本指南解释了如何使用函数式子类化模式，并展示了它在程序化模型自省和模型修改方面的优点。它还展示了其他两个可共享 Keras 模型的最佳实践：配置模型以支持最广泛的输入范围（例如不同尺寸的图像），以及在更复杂的模型中为清晰起见使用字典输入。

设置

import keras
import tensorflow as tf  # only for tf.data

print("Keras version", keras.version())
print("Keras is running on", keras.config.backend())

Keras version 3.0.1
Keras is running on tensorflow

数据集

我们加载 MNIST 数据集，以便进行训练。

# tf.data is a great API for putting together a data stream.
# It works whether you use the TensorFlow, PyTorch or Jax backend,
# as long as you use it in the data stream only and not inside of a model.

BATCH_SIZE = 256

(x_train, train_labels), (x_test, test_labels) = keras.datasets.mnist.load_data()

train_data = tf.data.Dataset.from_tensor_slices((x_train, train_labels))
train_data = train_data.map(
    lambda x, y: (tf.expand_dims(x, axis=-1), y)
)  # 1-channel monochrome
train_data = train_data.batch(BATCH_SIZE)
train_data = train_data.cache()
train_data = train_data.shuffle(5000, reshuffle_each_iteration=True)
train_data = train_data.repeat()

test_data = tf.data.Dataset.from_tensor_slices((x_test, test_labels))
test_data = test_data.map(
    lambda x, y: (tf.expand_dims(x, axis=-1), y)
)  # 1-channel monochrome
test_data = test_data.batch(10000)
test_data = test_data.cache()

STEPS_PER_EPOCH = len(train_labels) // BATCH_SIZE
EPOCHS = 5

函数式子类化模型

模型被封装在一个类中，这样终端用户可以通过调用构造函数 MnistModel() 而不是调用工厂函数来正常实例化它。
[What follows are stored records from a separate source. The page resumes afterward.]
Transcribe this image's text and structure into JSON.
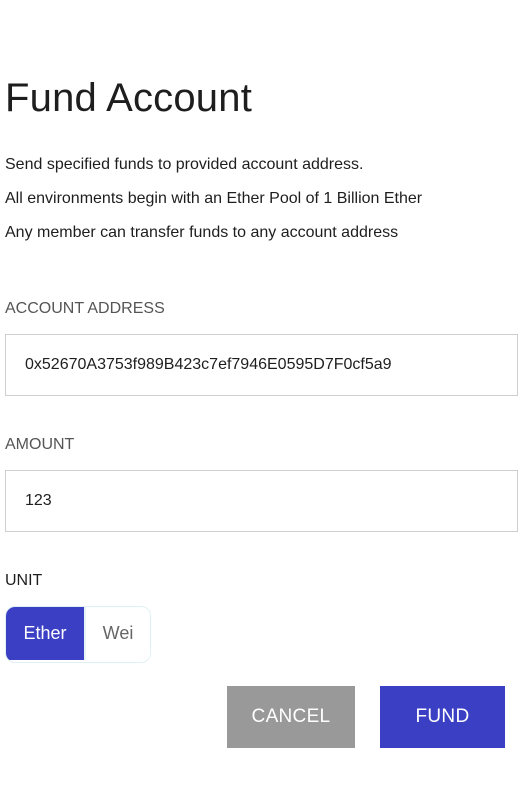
{
  "header": {
    "title": "Fund Account"
  },
  "description": {
    "line1": "Send specified funds to provided account address.",
    "line2": "All environments begin with an Ether Pool of 1 Billion Ether",
    "line3": "Any member can transfer funds to any account address"
  },
  "form": {
    "account_address": {
      "label": "ACCOUNT ADDRESS",
      "value": "0x52670A3753f989B423c7ef7946E0595D7F0cf5a9"
    },
    "amount": {
      "label": "AMOUNT",
      "value": "123"
    },
    "unit": {
      "label": "UNIT",
      "options": [
        "Ether",
        "Wei"
      ],
      "selected": "Ether"
    }
  },
  "actions": {
    "cancel_label": "CANCEL",
    "fund_label": "FUND"
  },
  "colors": {
    "accent": "#3a3fc4",
    "cancel": "#999999"
  }
}
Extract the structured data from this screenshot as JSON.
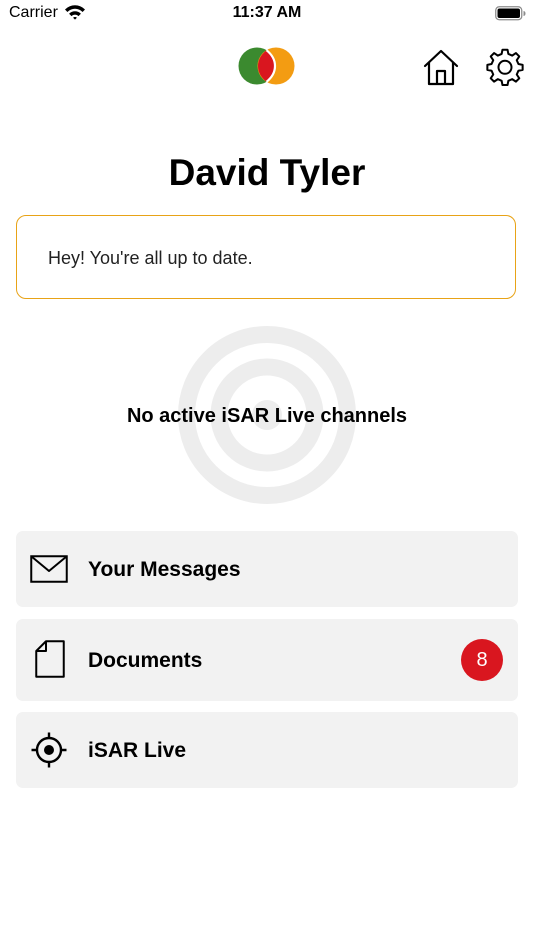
{
  "status_bar": {
    "carrier": "Carrier",
    "time": "11:37 AM",
    "icons": [
      "wifi-icon",
      "battery-icon"
    ]
  },
  "header": {
    "logo_icon": "app-logo-icon",
    "logo_colors": [
      "#3b8a2f",
      "#d9161f",
      "#f39c12"
    ],
    "home_icon": "home-icon",
    "settings_icon": "gear-icon"
  },
  "profile": {
    "name": "David Tyler"
  },
  "notice": {
    "text": "Hey! You're all up to date.",
    "border_color": "#e8a317"
  },
  "live_status": {
    "text": "No active iSAR Live channels",
    "background_icon": "target-icon"
  },
  "menu": {
    "items": [
      {
        "label": "Your Messages",
        "icon": "envelope-icon"
      },
      {
        "label": "Documents",
        "icon": "document-icon",
        "badge": "8",
        "badge_color": "#d9161f"
      },
      {
        "label": "iSAR Live",
        "icon": "crosshair-icon"
      }
    ]
  }
}
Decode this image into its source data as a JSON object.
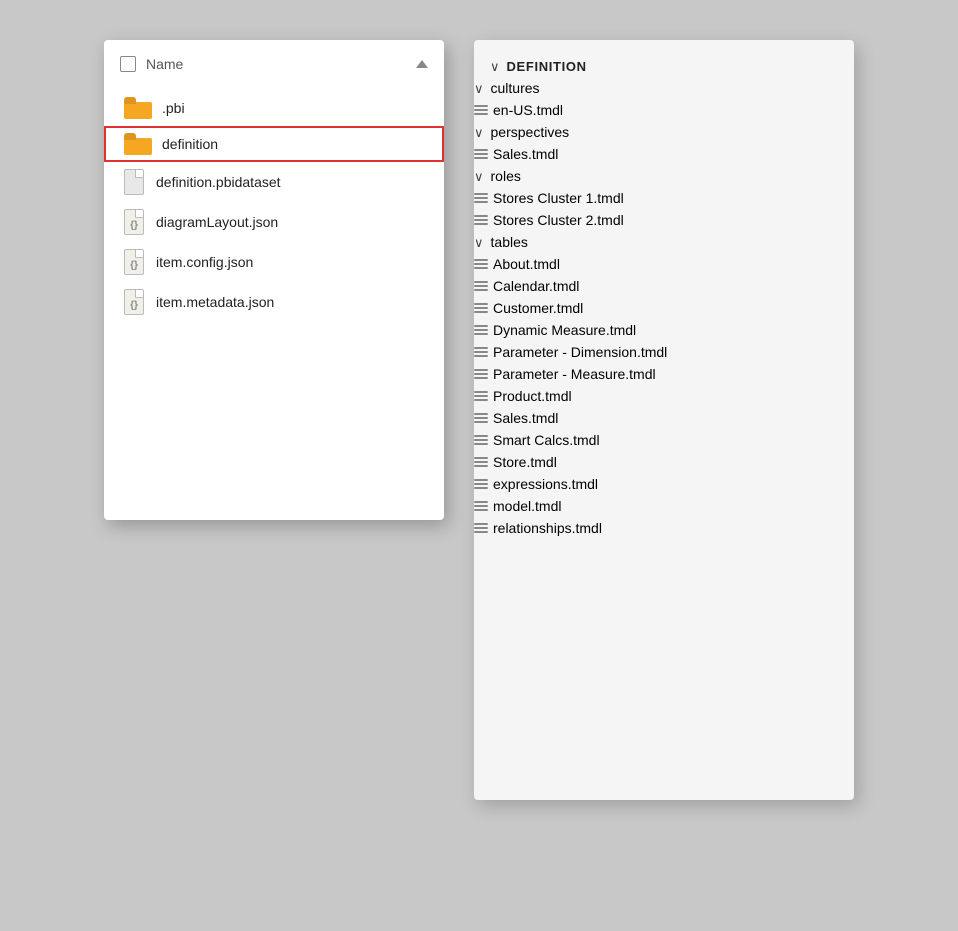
{
  "left_panel": {
    "header": {
      "checkbox_label": "",
      "name_col": "Name",
      "sort_direction": "up"
    },
    "items": [
      {
        "type": "folder",
        "label": ".pbi",
        "selected": false
      },
      {
        "type": "folder",
        "label": "definition",
        "selected": true
      },
      {
        "type": "file",
        "label": "definition.pbidataset",
        "selected": false
      },
      {
        "type": "json",
        "label": "diagramLayout.json",
        "selected": false
      },
      {
        "type": "json",
        "label": "item.config.json",
        "selected": false
      },
      {
        "type": "json",
        "label": "item.metadata.json",
        "selected": false
      }
    ]
  },
  "right_panel": {
    "root_label": "DEFINITION",
    "tree": [
      {
        "type": "group",
        "label": "cultures",
        "children": [
          {
            "type": "file",
            "label": "en-US.tmdl"
          }
        ]
      },
      {
        "type": "group",
        "label": "perspectives",
        "children": [
          {
            "type": "file",
            "label": "Sales.tmdl"
          }
        ]
      },
      {
        "type": "group",
        "label": "roles",
        "children": [
          {
            "type": "file",
            "label": "Stores Cluster 1.tmdl"
          },
          {
            "type": "file",
            "label": "Stores Cluster 2.tmdl"
          }
        ]
      },
      {
        "type": "group",
        "label": "tables",
        "children": [
          {
            "type": "file",
            "label": "About.tmdl"
          },
          {
            "type": "file",
            "label": "Calendar.tmdl"
          },
          {
            "type": "file",
            "label": "Customer.tmdl"
          },
          {
            "type": "file",
            "label": "Dynamic Measure.tmdl"
          },
          {
            "type": "file",
            "label": "Parameter - Dimension.tmdl"
          },
          {
            "type": "file",
            "label": "Parameter - Measure.tmdl"
          },
          {
            "type": "file",
            "label": "Product.tmdl"
          },
          {
            "type": "file",
            "label": "Sales.tmdl"
          },
          {
            "type": "file",
            "label": "Smart Calcs.tmdl"
          },
          {
            "type": "file",
            "label": "Store.tmdl"
          }
        ]
      },
      {
        "type": "file_root",
        "label": "expressions.tmdl"
      },
      {
        "type": "file_root",
        "label": "model.tmdl"
      },
      {
        "type": "file_root",
        "label": "relationships.tmdl"
      }
    ]
  }
}
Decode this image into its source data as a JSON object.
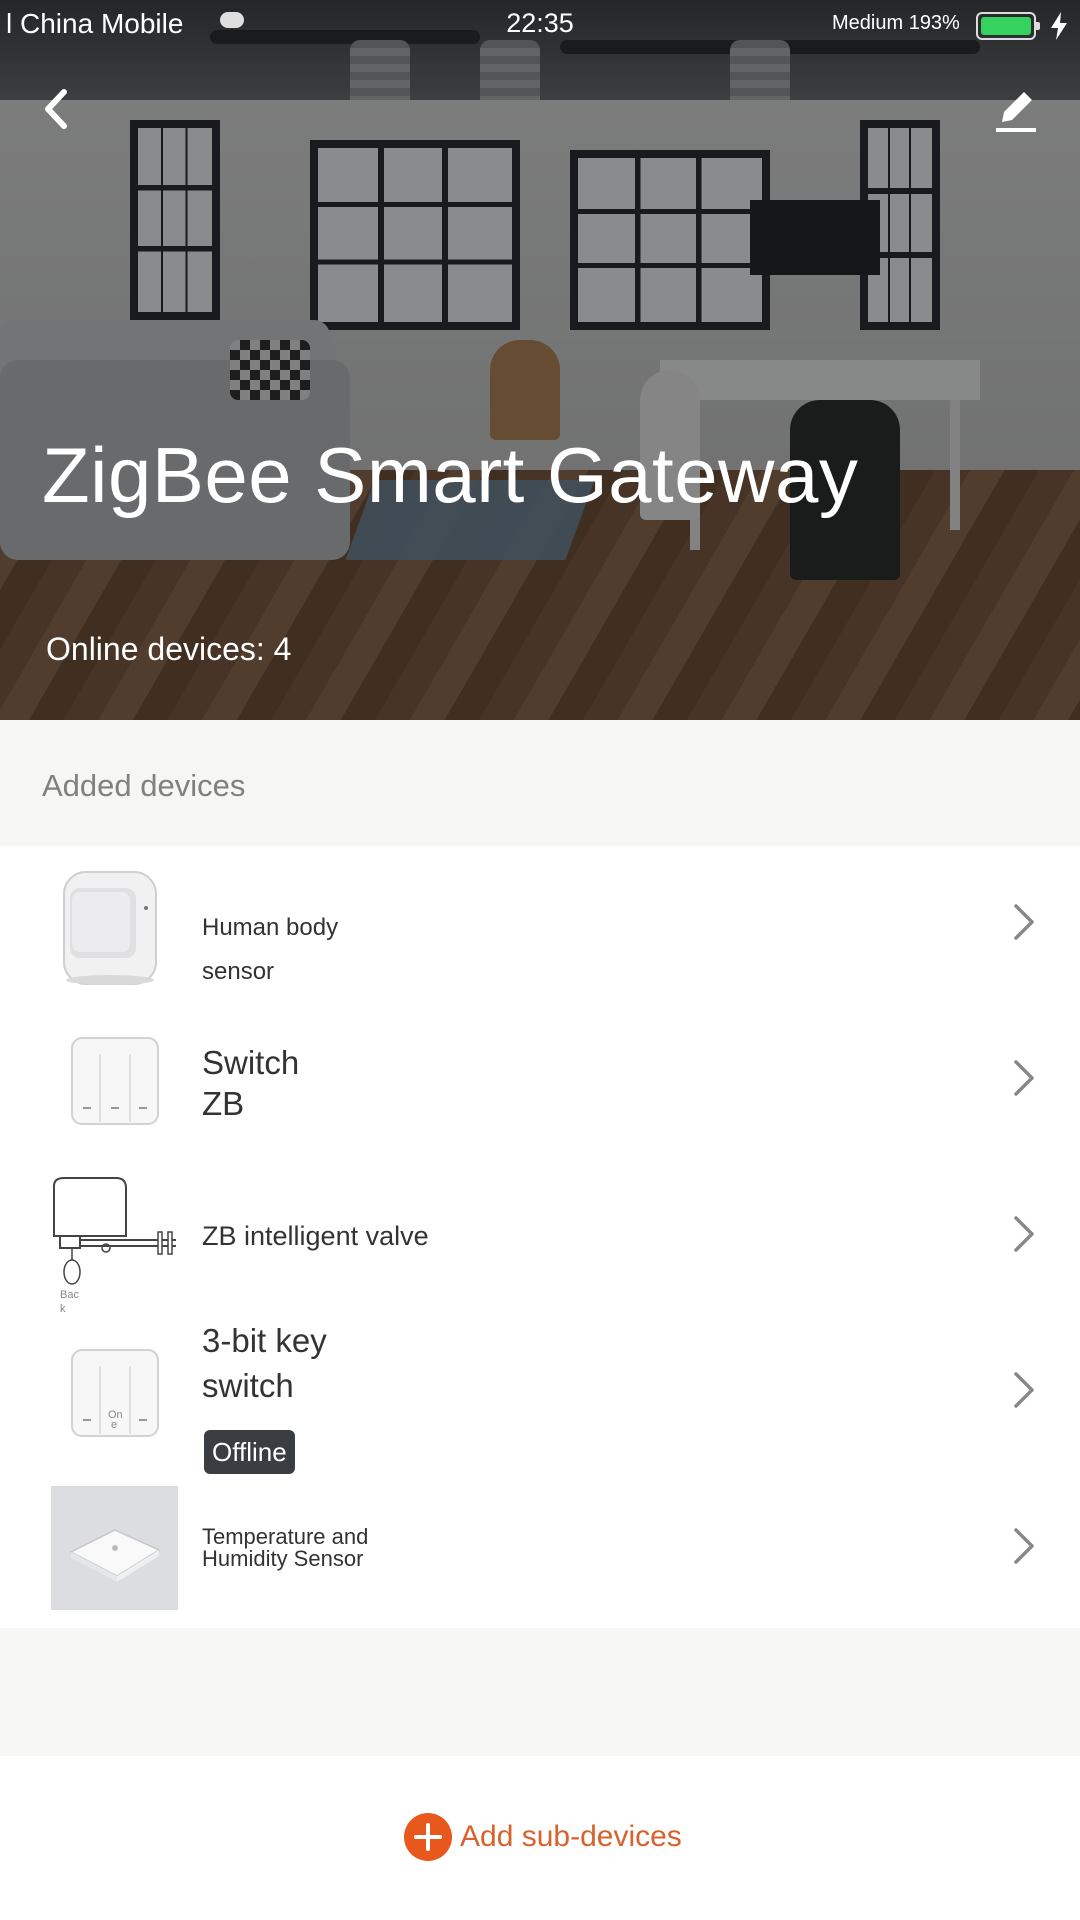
{
  "status_bar": {
    "carrier": "l China Mobile",
    "time": "22:35",
    "network": "Medium 193%",
    "battery_color": "#35d35e"
  },
  "hero": {
    "title": "ZigBee Smart Gateway",
    "online_label": "Online devices: 4",
    "back_icon": "chevron-left-icon",
    "edit_icon": "pencil-icon"
  },
  "section": {
    "title": "Added devices"
  },
  "devices": [
    {
      "name_line1": "Human body",
      "name_line2": "sensor",
      "icon": "motion-sensor-icon",
      "status": ""
    },
    {
      "name_line1": "Switch",
      "name_line2": "ZB",
      "icon": "three-gang-switch-icon",
      "status": ""
    },
    {
      "name_line1": "ZB intelligent valve",
      "name_line2": "",
      "icon": "valve-actuator-icon",
      "icon_text": "Bac k",
      "status": ""
    },
    {
      "name_line1": "3-bit key",
      "name_line2": "switch",
      "icon": "key-switch-icon",
      "icon_text": "On e",
      "status": "Offline"
    },
    {
      "name_line1": "Temperature and",
      "name_line2": "Humidity Sensor",
      "icon": "temp-humidity-sensor-icon",
      "status": ""
    }
  ],
  "footer": {
    "add_label": "Add sub-devices",
    "accent": "#e8581c"
  }
}
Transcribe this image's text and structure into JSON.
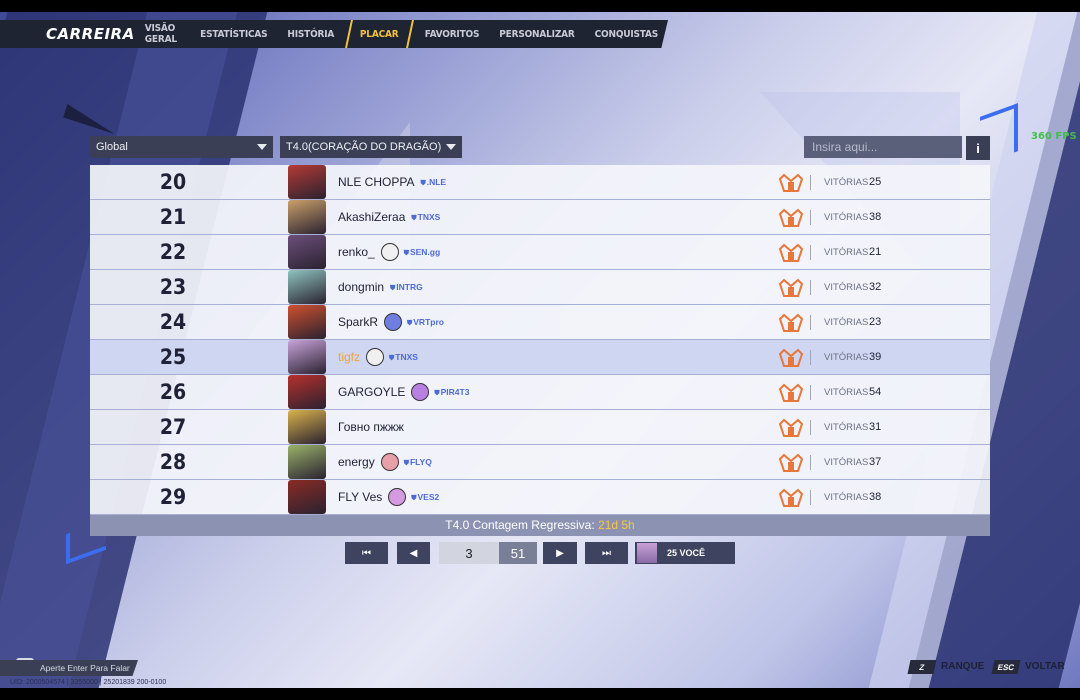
{
  "nav": {
    "brand": "CARREIRA",
    "tabs": [
      {
        "label": "VISÃO GERAL",
        "active": false
      },
      {
        "label": "ESTATÍSTICAS",
        "active": false
      },
      {
        "label": "HISTÓRIA",
        "active": false
      },
      {
        "label": "PLACAR",
        "active": true
      },
      {
        "label": "FAVORITOS",
        "active": false
      },
      {
        "label": "PERSONALIZAR",
        "active": false
      },
      {
        "label": "CONQUISTAS",
        "active": false
      }
    ]
  },
  "fps": "360 FPS",
  "filters": {
    "region": "Global",
    "season": "T4.0(CORAÇÃO DO DRAGÃO)",
    "search_placeholder": "Insira aqui...",
    "info_label": "i"
  },
  "leaderboard": {
    "rows": [
      {
        "rank": "20",
        "name": "NLE CHOPPA",
        "tag": ".NLE",
        "badge": "",
        "wins_label": "VITÓRIAS",
        "wins": "25",
        "me": false,
        "portrait_color": "#b53a34"
      },
      {
        "rank": "21",
        "name": "AkashiZeraa",
        "tag": "TNXS",
        "badge": "",
        "wins_label": "VITÓRIAS",
        "wins": "38",
        "me": false,
        "portrait_color": "#caa06a"
      },
      {
        "rank": "22",
        "name": "renko_",
        "tag": "SEN.gg",
        "badge": "#f0f0f0",
        "wins_label": "VITÓRIAS",
        "wins": "21",
        "me": false,
        "portrait_color": "#6b4f7a"
      },
      {
        "rank": "23",
        "name": "dongmin",
        "tag": "INTRG",
        "badge": "",
        "wins_label": "VITÓRIAS",
        "wins": "32",
        "me": false,
        "portrait_color": "#8fc4c0"
      },
      {
        "rank": "24",
        "name": "SparkR",
        "tag": "VRTpro",
        "badge": "#6f7fe0",
        "wins_label": "VITÓRIAS",
        "wins": "23",
        "me": false,
        "portrait_color": "#d0502f"
      },
      {
        "rank": "25",
        "name": "tigfz",
        "tag": "TNXS",
        "badge": "#f0f0f0",
        "wins_label": "VITÓRIAS",
        "wins": "39",
        "me": true,
        "portrait_color": "#c9a3da"
      },
      {
        "rank": "26",
        "name": "GARGOYLE",
        "tag": "PIR4T3",
        "badge": "#b880e0",
        "wins_label": "VITÓRIAS",
        "wins": "54",
        "me": false,
        "portrait_color": "#b8302c"
      },
      {
        "rank": "27",
        "name": "Говно пжжж",
        "tag": "",
        "badge": "",
        "wins_label": "VITÓRIAS",
        "wins": "31",
        "me": false,
        "portrait_color": "#d9b34c"
      },
      {
        "rank": "28",
        "name": "energy",
        "tag": "FLYQ",
        "badge": "#e8a0a8",
        "wins_label": "VITÓRIAS",
        "wins": "37",
        "me": false,
        "portrait_color": "#9ab36a"
      },
      {
        "rank": "29",
        "name": "FLY Ves",
        "tag": "VES2",
        "badge": "#d59ae0",
        "wins_label": "VITÓRIAS",
        "wins": "38",
        "me": false,
        "portrait_color": "#8a2b24"
      }
    ],
    "countdown_label": "T4.0 Contagem Regressiva:",
    "countdown_time": "21d 5h"
  },
  "pagination": {
    "first": "⏮",
    "prev": "◀",
    "page": "3",
    "total": "51",
    "next": "▶",
    "last": "⏭",
    "me_label": "25 VOCÊ"
  },
  "footer": {
    "chat_label": "Aperte Enter Para Falar",
    "uid": "UID: 2000504574 | 3355000 | 25201839 200-0100",
    "key_z": "Z",
    "ranque": "RANQUE",
    "key_esc": "ESC",
    "voltar": "VOLTAR"
  },
  "colors": {
    "accent": "#f2c33a",
    "highlight_row": "#cfd6f2",
    "tag_blue": "#4d6ad6",
    "rank_icon": "#e8773a"
  }
}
class MnistModel(keras.Model):
    def __init__(self, **kwargs):
        # Keras Functional model definition. This could have used Sequential as
        # well. Sequential is just syntactic sugar for simple functional models.

        # 1-channel monochrome input
        inputs = keras.layers.Input(shape=(None, None, 1), dtype="uint8")
        # pixel format conversion from uint8 to float32
        y = keras.layers.Rescaling(1 / 255.0)(inputs)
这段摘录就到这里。